Neuronal oscillations at specific frequencies in the prefrontal cortex are implicated in cognition and memory (Salinas and Sejnowski, 2001; Buzsáki and Draguhn, 2004; Tanigawa et al., 2022). Frontal γ and θ oscillations are responsible for the interaction between cortical structures and other brain areas for encoding and retrieval of episodic memory (Nyhus and Curran, 2010). Greater frontal γ and θ power have been found during the episodic memory task, and γ oscillation covaried with θ oscillation (Burgess and Ali, 2002; Doppelmayr et al., 2000; Düzel et al., 2003; Hanslmayr et al., 2009). While δ oscillation reflects genuine processing involved in memory consolidation (Todorova and Zugaro, 2019), and decreased δ power is related to enhanced memory performance (Cui et al., 2022; Balconi and Pagani, 2015). Besides, mounting evidence has shown that prefrontal excitatory and inhibitory neurotransmitters participate in regulating memory function, and the improvement of memory performance may result from increased glutamate levels and decreased gamma-aminobutyric acid (GABA) levels in the prefrontal cortex (Dawson et al., 2001; Thielen et al., 2019; Piechal et al., 2023; Jentsch et al., 2009; Davydova et al., 2020; Pistis et al., 2002; Sandini et al., 2019). These studies strongly support the involvement of prefrontal neuronal oscillations and levels of extracellular GABA and glutamate in modulating memory function.
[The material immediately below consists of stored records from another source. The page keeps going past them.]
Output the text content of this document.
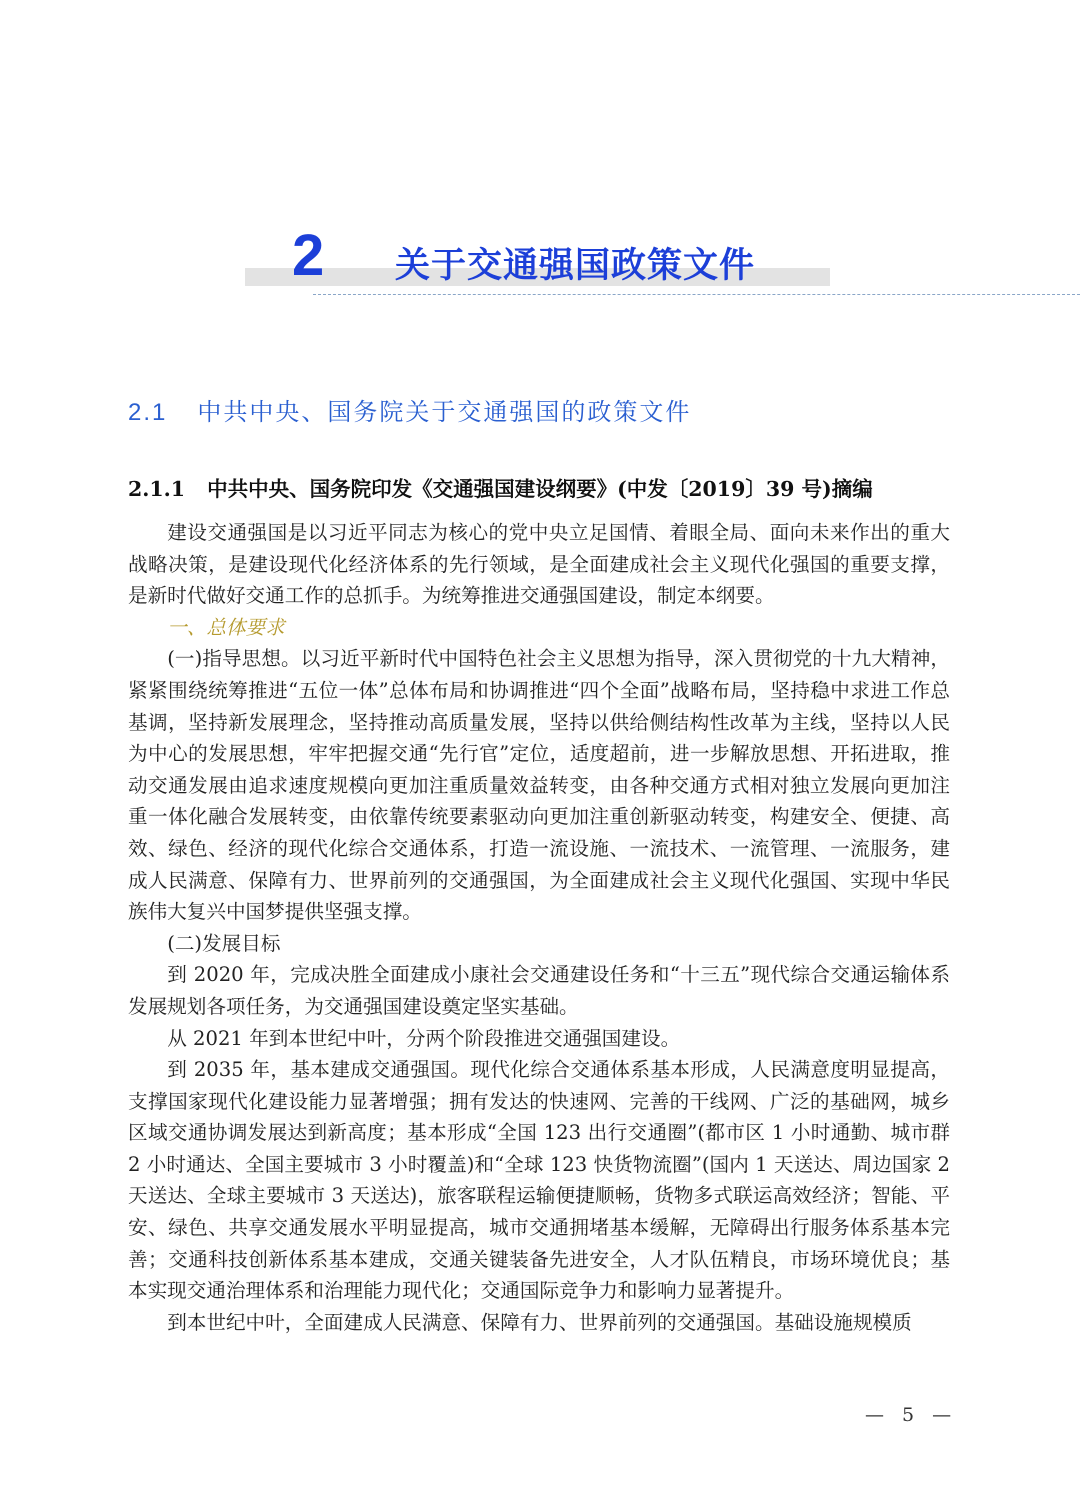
2 关于交通强国政策文件
2.1 中共中央、国务院关于交通强国的政策文件
2.1.1 中共中央、国务院印发《交通强国建设纲要》(中发〔2019〕39 号)摘编

建设交通强国是以习近平同志为核心的党中央立足国情、着眼全局、面向未来作出的重大战略决策，是建设现代化经济体系的先行领域，是全面建成社会主义现代化强国的重要支撑，是新时代做好交通工作的总抓手。为统筹推进交通强国建设，制定本纲要。

一、总体要求

(一)指导思想。以习近平新时代中国特色社会主义思想为指导，深入贯彻党的十九大精神，紧紧围绕统筹推进“五位一体”总体布局和协调推进“四个全面”战略布局，坚持稳中求进工作总基调，坚持新发展理念，坚持推动高质量发展，坚持以供给侧结构性改革为主线，坚持以人民为中心的发展思想，牢牢把握交通“先行官”定位，适度超前，进一步解放思想、开拓进取，推动交通发展由追求速度规模向更加注重质量效益转变，由各种交通方式相对独立发展向更加注重一体化融合发展转变，由依靠传统要素驱动向更加注重创新驱动转变，构建安全、便捷、高效、绿色、经济的现代化综合交通体系，打造一流设施、一流技术、一流管理、一流服务，建成人民满意、保障有力、世界前列的交通强国，为全面建成社会主义现代化强国、实现中华民族伟大复兴中国梦提供坚强支撑。

(二)发展目标

到 2020 年，完成决胜全面建成小康社会交通建设任务和“十三五”现代综合交通运输体系发展规划各项任务，为交通强国建设奠定坚实基础。

从 2021 年到本世纪中叶，分两个阶段推进交通强国建设。

到 2035 年，基本建成交通强国。现代化综合交通体系基本形成，人民满意度明显提高，支撑国家现代化建设能力显著增强；拥有发达的快速网、完善的干线网、广泛的基础网，城乡区域交通协调发展达到新高度；基本形成“全国 123 出行交通圈”(都市区 1 小时通勤、城市群 2 小时通达、全国主要城市 3 小时覆盖)和“全球 123 快货物流圈”(国内 1 天送达、周边国家 2 天送达、全球主要城市 3 天送达)，旅客联程运输便捷顺畅，货物多式联运高效经济；智能、平安、绿色、共享交通发展水平明显提高，城市交通拥堵基本缓解，无障碍出行服务体系基本完善；交通科技创新体系基本建成，交通关键装备先进安全，人才队伍精良，市场环境优良；基本实现交通治理体系和治理能力现代化；交通国际竞争力和影响力显著提升。

到本世纪中叶，全面建成人民满意、保障有力、世界前列的交通强国。基础设施规模质

— 5 —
rTMS has the potential to regulate network oscillations in the prefrontal cortex with the “entrainment” after-effects (Thut et al., 2011; Suppa et al., 2016; Huerta and Volpe, 2009; Woźniak-Kwaśniewska et al., 2014; Barr et al., 2009; Wang et al., 2023a). Several studies from humans and rodents suggest that high-frequency rTMS or iTBS can enhance working memory while altering the power and coherence of neuronal oscillations in the prefrontal cortex (Barr et al., 2009; Liu et al., 2021; Bai et al., 2018; Wang et al., 2023a). In addition to neuronal oscillations, changes in prefrontal neurotransmitters potentially contribute to the rTMS's after-effects. (Li et al., 2019; Godfrey et al., 2021; Yang et al., 2014; Michael et al., 2003). For example, a previous study showed that high-frequency rTMS elevated prefrontal glutamate levels in patients with major depressive disorder using magnetic resonance spectroscopy (Yang et al., 2014). Another study in healthy controls found that high-frequency rTMS could alter glutamate/glutamine ratio in the prefrontal cortex, and these changes were dependent on the pre-stimulation glutamate/glutamine ratio (Michael et al., 2003). Besides, reduced GABA/Glx ratio was found in the ACC in healthy controls after receiving the prefrontal iTBS protocol (Iwabuchi et al., 2017). Accordingly, we can hypothesize that high-frequency rTMS or iTBS may exert after-effects on episodic memory performance through modulating neuronal oscillations and neurotransmitter levels in the prefrontal cortex.

Herein, we carried out behavioral tests to compare the effects of high-frequency rTMS and iTBS on episodic memory in healthy rats. To further clarify the underlying mechanism, we collected local field potential (LFP) recordings and single-unit recordings, and performed in vivo microdialysis and neurochemical experiments to investigate the effects of the two stimulation modalities on neuronal oscillations and levels of extracellular GABA and glutamate in the anterior cingulate cortex (ACC) which is a subregion of the prefrontal cortex.